Por: Tom Alves – rotamt.com.br
Em encontro com um clima harmonioso realizado em Cuiabá na segunda-feira, 24, o prefeito de Brasnorte, Edelo Ferrari, que carrega sempre a missão de trabalhar no presente, construindo o futuro, encabeçou uma articulação política para tentar frear o decreto presidencial que redefine e amplia a demarcação de terras indígenas, medida que, segundo lideranças locais, põe em risco a dinâmica produtiva e a segurança jurídica da região, afinal, o decreto do presidente Lula pretende ampliar o território Indígena Manoki de 46 mil para 250 mil hectares.
A audiência com o ministro da Agricultura, Carlos Fávaro, contou com a presença de produtores rurais de Brasnorte e Campo Novo do Parecis, o vice-presidente do Sindicato Rural de Brasnorte, Cleber José, o secretário municipal de Agricultura, Evandro Adams, representantes de associações ligadas ao setor e outras lideranças regionais.
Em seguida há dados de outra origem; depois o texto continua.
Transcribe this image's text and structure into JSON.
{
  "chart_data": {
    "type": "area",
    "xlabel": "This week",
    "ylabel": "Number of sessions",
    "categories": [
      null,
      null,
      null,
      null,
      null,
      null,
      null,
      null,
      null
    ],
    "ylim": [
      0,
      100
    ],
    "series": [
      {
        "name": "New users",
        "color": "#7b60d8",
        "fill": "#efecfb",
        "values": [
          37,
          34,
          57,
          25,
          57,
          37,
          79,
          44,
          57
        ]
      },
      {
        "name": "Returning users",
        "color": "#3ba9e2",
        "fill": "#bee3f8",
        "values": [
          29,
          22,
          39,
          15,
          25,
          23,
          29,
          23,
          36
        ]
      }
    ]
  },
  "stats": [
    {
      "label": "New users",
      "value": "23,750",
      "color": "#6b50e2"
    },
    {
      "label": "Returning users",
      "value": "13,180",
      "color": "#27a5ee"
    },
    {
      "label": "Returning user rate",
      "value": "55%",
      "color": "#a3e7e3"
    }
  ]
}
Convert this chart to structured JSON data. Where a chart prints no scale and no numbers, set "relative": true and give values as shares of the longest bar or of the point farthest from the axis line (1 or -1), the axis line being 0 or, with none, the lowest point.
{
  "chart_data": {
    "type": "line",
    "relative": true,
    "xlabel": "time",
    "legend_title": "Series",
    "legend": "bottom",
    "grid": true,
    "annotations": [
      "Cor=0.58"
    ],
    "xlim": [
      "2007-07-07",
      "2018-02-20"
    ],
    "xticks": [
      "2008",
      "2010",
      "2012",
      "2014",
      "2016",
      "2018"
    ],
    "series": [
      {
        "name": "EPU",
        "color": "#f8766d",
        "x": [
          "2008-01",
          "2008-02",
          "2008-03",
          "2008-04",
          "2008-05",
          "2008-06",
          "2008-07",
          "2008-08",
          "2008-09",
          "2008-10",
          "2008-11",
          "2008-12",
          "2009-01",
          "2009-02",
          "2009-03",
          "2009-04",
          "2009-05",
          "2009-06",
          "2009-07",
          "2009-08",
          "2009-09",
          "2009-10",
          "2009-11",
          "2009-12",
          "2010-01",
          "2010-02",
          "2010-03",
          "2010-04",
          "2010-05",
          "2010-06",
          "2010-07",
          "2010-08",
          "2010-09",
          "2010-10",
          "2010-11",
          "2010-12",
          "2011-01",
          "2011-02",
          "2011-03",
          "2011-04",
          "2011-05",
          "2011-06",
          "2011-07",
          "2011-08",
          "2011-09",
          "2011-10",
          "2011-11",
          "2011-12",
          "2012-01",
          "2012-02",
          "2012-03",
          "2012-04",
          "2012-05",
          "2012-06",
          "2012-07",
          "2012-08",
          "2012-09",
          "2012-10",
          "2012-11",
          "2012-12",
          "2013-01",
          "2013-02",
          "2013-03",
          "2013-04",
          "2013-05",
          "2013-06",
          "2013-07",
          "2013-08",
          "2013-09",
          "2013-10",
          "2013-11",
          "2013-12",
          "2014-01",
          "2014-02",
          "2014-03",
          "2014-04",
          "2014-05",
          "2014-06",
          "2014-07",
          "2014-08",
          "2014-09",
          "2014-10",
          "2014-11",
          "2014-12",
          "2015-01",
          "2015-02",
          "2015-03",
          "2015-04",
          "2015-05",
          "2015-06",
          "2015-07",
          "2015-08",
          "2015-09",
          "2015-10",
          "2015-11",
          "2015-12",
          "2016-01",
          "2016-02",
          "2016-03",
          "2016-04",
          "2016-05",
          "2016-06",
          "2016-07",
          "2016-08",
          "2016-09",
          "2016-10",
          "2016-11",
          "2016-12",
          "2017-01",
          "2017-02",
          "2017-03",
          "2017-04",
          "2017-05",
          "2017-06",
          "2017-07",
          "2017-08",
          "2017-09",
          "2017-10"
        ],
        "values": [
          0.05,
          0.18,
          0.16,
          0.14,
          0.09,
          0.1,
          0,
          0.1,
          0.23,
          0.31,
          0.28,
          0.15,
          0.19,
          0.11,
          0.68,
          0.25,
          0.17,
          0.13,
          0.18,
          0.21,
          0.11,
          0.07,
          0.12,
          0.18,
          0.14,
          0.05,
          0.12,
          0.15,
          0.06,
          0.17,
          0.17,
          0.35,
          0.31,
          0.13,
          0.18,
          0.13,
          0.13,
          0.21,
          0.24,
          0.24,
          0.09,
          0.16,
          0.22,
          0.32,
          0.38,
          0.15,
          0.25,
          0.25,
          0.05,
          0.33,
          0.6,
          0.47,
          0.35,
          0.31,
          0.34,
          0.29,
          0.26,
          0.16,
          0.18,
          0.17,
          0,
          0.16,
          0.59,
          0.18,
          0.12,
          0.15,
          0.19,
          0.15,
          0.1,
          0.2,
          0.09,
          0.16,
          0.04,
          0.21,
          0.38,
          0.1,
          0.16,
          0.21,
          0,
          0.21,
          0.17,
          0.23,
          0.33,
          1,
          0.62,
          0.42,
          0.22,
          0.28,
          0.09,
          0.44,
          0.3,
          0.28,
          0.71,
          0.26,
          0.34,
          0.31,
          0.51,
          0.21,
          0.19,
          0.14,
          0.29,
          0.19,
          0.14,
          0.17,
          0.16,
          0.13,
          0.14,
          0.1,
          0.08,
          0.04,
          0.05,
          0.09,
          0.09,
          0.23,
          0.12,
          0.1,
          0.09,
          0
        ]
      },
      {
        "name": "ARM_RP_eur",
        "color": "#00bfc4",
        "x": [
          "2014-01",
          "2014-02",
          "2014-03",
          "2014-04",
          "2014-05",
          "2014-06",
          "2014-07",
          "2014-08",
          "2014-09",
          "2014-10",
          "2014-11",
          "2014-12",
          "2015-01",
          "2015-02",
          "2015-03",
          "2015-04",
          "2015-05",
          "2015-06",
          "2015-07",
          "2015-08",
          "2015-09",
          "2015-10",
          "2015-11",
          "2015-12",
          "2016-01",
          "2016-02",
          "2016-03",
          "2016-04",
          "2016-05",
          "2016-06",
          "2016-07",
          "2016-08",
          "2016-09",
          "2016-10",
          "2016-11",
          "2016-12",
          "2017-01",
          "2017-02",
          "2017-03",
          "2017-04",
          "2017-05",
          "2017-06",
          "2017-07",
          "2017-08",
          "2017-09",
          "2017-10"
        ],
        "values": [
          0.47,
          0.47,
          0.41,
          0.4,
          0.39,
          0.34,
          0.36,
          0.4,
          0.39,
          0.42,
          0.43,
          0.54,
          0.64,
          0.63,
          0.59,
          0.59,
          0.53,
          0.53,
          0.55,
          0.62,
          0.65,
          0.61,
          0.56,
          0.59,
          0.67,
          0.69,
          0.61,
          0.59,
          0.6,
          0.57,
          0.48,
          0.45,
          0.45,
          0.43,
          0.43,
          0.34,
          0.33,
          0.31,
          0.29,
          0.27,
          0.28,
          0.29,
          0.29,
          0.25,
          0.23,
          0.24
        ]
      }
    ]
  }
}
“Vale enaltecer a disposição do ministro Fávaro em colaborar com a nossa pauta, sempre disposto a nos ajudar e atender às nossas reivindicações”, disse o prefeito Edelo Ferrari ao deixar a reunião, frase que resume o tom do encontro, firme, operativo e com foco claro na busca por reversão do decreto.
Produtores e representantes foram incisivos. Um dos presentes sintetizou o temor que moveu o grupo, “Não se trata só de hectares no papel; é a sobrevivência de famílias e de cadeias produtivas inteiras que sustentam nossa região.” Cleber José e Evandro Adams reforçaram a necessidade de uma resposta organizada e técnica por parte dos municípios.
Analistas ouvidos pela reportagem do portal de notícias de Mato Grosso rotamt.com.br avaliam que a resistência política será complexa e exigirá esforço técnico, estudos de impacto, laudos agronômicos e uma narrativa que possa equilibrar direitos indígenas e direitos dos moradores e produtores afetados. No campo político, porém, o gesto de Fávaro foi interpretado como um sinal de que a pauta de Brasnorte terá um canal aberto em Brasília.
Produtores e autoridades prometem intensificar ações, audiências públicas, mobilizações técnicas e interlocução direta com parlamentares, na tentativa de transformar a articulação de Cuiabá em resultados concretos para Brasnorte e região.
O prefeito Edelo Ferrari já havia afirmado para a imprensa que a decisão do Governo Federal surpreendeu negativamente o poder público, classe produtora e as comunidade indígena.
“Nossos amigos indígenas já deixaram muito claro, não buscam mais terras, e sim melhores condições de produção nas terras que já possuem”, destacou o prefeito, ainda segundo Ferrari, o ministro da agricultura já se posicionou publicamente em favor da agenda apresentada e “atencioso Fávaro se colocou à disposição para articular junto ao Governo Federal a revogação do decreto”. Mais que palavras, segundo o prefeito, houve compromisso em buscar canais e costurar interlocuções que elevem a pauta de Brasnorte ao centro das decisões.
Com a missão recebida do ministro, Ferrari retorna para Brasnorte com um plano claro, mobilizar produtores, entidades e lideranças para fortalecer uma agenda institucional capaz de pressionar pela revogação do decreto. “Fui incumbido pelo ministro de mobilizar produtores e lideranças no que diz respeito ao fortalecimento de uma agenda institucional cujo objetivo principal é garantir a revogação do Decreto”, afirmou o prefeito Ferrari que abraçou a causa e está correndo muito para resolver essa situação junto às autoridades.